Multi cursor, a little terminal window, some way to do code hints or intelligence. This would be a dream boat lol
https://github.com/boxed/TurboKod
I started this just for the lulz, but now I've got:
copy/paste/undo
multiple cursors
debuggers
syntax highlighting (even nested languages with jetbrains style comments!)
find-in-files
integrated documentation
integrated git client (roughly modeled after lazygit)
spell checking
and tons more that I can't even remember
It's pretty awesome and inspires me more than lulz. Highly successful art project if you ask me
Thanks.
I'm thinking it could be a sort of reference implementation to build your own custom IDE the way you like it. I'm going to attempt to get TurboKod to be good enough to be my daily driver, we'll see how it goes.
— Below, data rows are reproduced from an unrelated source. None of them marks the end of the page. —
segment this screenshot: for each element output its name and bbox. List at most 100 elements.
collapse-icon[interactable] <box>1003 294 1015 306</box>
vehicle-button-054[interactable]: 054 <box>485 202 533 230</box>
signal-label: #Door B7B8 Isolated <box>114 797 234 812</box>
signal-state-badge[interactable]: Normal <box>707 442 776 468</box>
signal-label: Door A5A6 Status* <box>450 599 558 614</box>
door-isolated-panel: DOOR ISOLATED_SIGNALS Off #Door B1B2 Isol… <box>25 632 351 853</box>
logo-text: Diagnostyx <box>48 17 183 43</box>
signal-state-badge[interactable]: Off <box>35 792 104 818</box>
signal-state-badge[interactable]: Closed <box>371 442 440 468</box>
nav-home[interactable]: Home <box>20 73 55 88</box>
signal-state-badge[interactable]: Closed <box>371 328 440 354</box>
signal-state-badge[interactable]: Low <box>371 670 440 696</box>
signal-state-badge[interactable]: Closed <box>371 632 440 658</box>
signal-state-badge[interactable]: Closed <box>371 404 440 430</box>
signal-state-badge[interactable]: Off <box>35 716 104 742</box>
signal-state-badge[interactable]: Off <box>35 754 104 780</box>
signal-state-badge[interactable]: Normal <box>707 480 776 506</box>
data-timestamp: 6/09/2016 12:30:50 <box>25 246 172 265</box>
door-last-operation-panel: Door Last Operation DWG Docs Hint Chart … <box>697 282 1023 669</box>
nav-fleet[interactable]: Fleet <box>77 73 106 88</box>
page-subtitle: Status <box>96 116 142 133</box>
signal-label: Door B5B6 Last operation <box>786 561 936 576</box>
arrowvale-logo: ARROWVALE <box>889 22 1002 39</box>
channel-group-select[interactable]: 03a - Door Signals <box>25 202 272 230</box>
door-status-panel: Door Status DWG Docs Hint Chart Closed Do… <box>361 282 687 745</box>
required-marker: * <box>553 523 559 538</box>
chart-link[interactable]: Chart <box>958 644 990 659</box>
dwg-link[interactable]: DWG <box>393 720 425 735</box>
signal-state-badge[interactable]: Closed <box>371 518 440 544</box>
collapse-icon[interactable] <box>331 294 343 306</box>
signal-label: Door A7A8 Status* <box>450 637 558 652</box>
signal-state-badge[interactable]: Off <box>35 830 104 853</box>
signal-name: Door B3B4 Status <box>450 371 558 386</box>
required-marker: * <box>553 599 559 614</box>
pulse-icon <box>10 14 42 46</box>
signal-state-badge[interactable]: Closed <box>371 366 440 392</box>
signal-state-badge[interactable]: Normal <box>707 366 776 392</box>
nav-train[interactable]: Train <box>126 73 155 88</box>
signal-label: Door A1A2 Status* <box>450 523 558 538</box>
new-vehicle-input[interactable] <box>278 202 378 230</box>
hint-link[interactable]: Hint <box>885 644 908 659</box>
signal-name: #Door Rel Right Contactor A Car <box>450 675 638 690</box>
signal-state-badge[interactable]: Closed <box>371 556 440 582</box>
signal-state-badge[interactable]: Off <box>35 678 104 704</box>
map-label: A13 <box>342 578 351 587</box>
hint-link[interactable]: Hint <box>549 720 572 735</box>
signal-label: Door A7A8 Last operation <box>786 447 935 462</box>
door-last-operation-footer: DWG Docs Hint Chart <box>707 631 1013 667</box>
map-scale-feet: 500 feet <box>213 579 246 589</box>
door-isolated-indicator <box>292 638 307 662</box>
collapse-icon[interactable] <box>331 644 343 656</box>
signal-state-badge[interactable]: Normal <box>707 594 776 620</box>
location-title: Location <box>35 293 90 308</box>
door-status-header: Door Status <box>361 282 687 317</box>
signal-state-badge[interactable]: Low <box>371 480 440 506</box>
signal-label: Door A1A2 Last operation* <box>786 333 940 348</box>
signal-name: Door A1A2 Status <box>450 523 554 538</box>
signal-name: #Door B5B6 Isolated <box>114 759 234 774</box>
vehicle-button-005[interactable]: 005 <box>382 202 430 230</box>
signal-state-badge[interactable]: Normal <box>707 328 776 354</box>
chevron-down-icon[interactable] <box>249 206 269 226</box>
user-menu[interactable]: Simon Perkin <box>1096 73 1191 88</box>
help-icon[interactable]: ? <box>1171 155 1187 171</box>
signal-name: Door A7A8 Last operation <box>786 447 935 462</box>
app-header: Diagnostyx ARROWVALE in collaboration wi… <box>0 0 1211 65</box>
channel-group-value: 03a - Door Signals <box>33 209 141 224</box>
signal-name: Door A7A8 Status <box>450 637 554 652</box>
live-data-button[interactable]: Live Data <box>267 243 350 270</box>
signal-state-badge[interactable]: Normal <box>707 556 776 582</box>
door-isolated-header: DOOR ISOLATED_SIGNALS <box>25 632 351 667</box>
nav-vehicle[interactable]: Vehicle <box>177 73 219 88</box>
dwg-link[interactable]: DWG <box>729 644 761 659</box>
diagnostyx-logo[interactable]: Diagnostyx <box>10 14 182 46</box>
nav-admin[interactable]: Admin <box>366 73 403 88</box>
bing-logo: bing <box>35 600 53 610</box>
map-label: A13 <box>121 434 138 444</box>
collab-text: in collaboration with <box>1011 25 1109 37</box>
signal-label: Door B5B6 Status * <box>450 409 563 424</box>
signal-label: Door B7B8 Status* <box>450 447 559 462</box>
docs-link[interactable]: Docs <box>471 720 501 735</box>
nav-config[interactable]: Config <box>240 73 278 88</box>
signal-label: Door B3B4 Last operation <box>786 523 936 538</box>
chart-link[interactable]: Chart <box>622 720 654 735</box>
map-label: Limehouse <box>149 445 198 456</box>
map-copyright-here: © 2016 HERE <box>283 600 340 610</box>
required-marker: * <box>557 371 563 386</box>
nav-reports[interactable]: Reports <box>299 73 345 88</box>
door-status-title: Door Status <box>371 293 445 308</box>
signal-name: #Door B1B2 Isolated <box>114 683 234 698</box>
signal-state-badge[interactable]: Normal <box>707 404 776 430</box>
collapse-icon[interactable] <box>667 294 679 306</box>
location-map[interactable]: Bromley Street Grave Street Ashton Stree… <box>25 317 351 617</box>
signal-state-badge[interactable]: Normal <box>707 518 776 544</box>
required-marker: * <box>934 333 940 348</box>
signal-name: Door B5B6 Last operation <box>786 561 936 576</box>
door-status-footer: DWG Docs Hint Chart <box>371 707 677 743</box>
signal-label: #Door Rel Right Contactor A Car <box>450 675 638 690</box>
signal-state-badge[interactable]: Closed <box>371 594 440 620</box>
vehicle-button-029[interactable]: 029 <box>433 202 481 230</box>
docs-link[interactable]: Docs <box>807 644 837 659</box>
OP here. Thanks for sharing! I love your project. Looks very polished and true to the experience.
And yes, TRUST got started for the lulz and feels.
Thank you! I may build this out further. I just wanted to get started and feel like back then; share and see what happens. If I am the only one who is excited about this.
Have you tried Fresh? Has everything you listed and more
https://getfresh.dev/
A year or so ago I spent half a day writing some Rust on an actual DEC glass teletype (VT520) connected to a Debian box. I used vim and shell job control (^Z, jobs, fg, etc.) to switch between tooling and a persistent text editor. It made me feel things.
I can imagine. Thank you for sharing! I just saw one in the Computer History Museum.
Thank you! It was meant to evoke emotions.
Embed nvim in the right pane!
Thank you for the feedback. I may actually add that option.
nice (and clever) name!
Thank you!
I actually expected an unsafe-only Rust because of the name and the "archaic" date (of course, "safe" languages did exist at the time, if not low-level and safe ones).
Still, cool project.
unsafe-only Rust ... good idea!
My first experience with programming was QBASIC in like 1997 - looked just like this. Minus the anti-aliased fonts, and a far lower resolution.
To me it looks more like the early versions of Borland C++ for MS-DOS but yes similar TUIs.
https://imgur.com/a/qspuIBj
I very much remember QBASIC. It created a lot of joy for me. But I went for something slightly different here.